Amid increased tensions between India and Pakistan after an attack on Indian troops in Uri, Kashmir, earlier this month, Prime Minister Narendra Modi’s government has vowed to isolate Pakistan internationally. One way this has manifested itself already is a decision by India to not attend this year’s summit of the South Asian Association for Regional Cooperation (SAARC), a regional organization in the subcontinent.
Subsequent to the decision of the Indian government, the SAARC summit, which supposed to be held in November in Pakistan, quickly fell apart. Bangladesh, Afghanistan, and Bhutan all pulled out of the summit as well, with Bangladesh citing continuous interference by Pakistan in its internal affairs. This is somewhat of a diplomatic and geopolitical victory for India. It will likely speed up the integration and growth of South Asia under Indian leadership, but unfortunately, the region’s second largest country, Pakistan, will increasingly miss out on this.
SAARC has so far been fairly ineffective, failing to enhance regional integration and cooperation to any level nearing that of the neighboring Association of Southeast Asian Nations (ASEAN). South Asia is the least interconnected region in the world. This is largely due to Pakistan’s behavior. For example, it refuses to let Indian trucks pass through it overland en route to Afghanistan, putting a damper on regional transportation and interconnectivity.

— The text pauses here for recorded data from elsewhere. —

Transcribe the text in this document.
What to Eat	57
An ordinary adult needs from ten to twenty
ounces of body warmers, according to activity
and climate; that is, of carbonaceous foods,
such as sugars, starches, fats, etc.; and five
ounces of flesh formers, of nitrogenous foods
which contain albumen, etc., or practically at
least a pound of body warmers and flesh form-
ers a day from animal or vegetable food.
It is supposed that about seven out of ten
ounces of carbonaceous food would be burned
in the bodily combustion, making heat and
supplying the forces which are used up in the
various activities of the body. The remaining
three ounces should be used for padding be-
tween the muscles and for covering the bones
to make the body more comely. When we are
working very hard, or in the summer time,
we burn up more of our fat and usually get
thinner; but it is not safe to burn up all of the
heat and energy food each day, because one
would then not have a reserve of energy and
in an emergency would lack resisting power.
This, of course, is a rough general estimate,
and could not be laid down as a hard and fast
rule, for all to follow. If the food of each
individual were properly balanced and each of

Moreover, it is unlikely that Pakistan will change its behavior anytime soon. Isolation and sanctions have been attempted before, but have had little impact on Pakistan’s long-term behavior. Pakistan has always been able to leverage its strategic location and ties with other countries to get through hard times before, emerging with largely the same tactics as before. Two years ago, I argued that for SAARC to work, India and Pakistan must resolve their differences. As this seems unlikely, it is time for the other member states of SAARC to proceed with the “small SAARC” option.
This is a SAARC without Pakistan.
“Small SAARC” would have close-knit economic integration and free trade, transportation interconnectivity, and perhaps one day open borders and a common currency. For a country to join this enhanced SAARC, such as Pakistan in the future, it would have to accept these basic elements of the organization. Other than Pakistan, all the other countries in the region want more integration, so it is likely that without Pakistan to oppose this, things would proceed at a steady pace. Integrating Afghanistan without Pakistan to provide a land corridor to the rest of South Asia would be difficult, but could be overcome by using a route through Iran, possibly involving Iran more in South Asian affairs. It is not inconceivable that SAARC would one day include Iran, but the organization has to remain geographically defined if it is to have any meaning.
According to the current SAARC charter, this is no mechanism for removing a nation. The charter merely states that decisions would be taken on the basis of unanimity. Therefore, several other options are possible. Pakistan, for instance, can be persuaded to withdraw of its own accord. The other states could unanimously agree to suspend Pakistan under certain interpretations of the charter. Or the other states could simply form a new organization to replace SAARC, which would make the old charter superfluous. In any case, a move toward greater integration in South Asia would probably involve writing a new charter.
It is clear that Pakistan is no longer amenable to SAARC and its goals and that, given the circumstances, it is an obstruction to closer integration for the other states of South Asia. This is unfortunate since many people in Pakistan, especially businessmen and pro-business politicians such as Prime Minister Nawaz Sharif, seem to favor closer economic ties with India. Unfortunately, the Pakistani security establishment won’t have it. Therefore, it is time for Pakistan and SAARC to part ways. Pakistan should leave of its own volition or it should be expelled.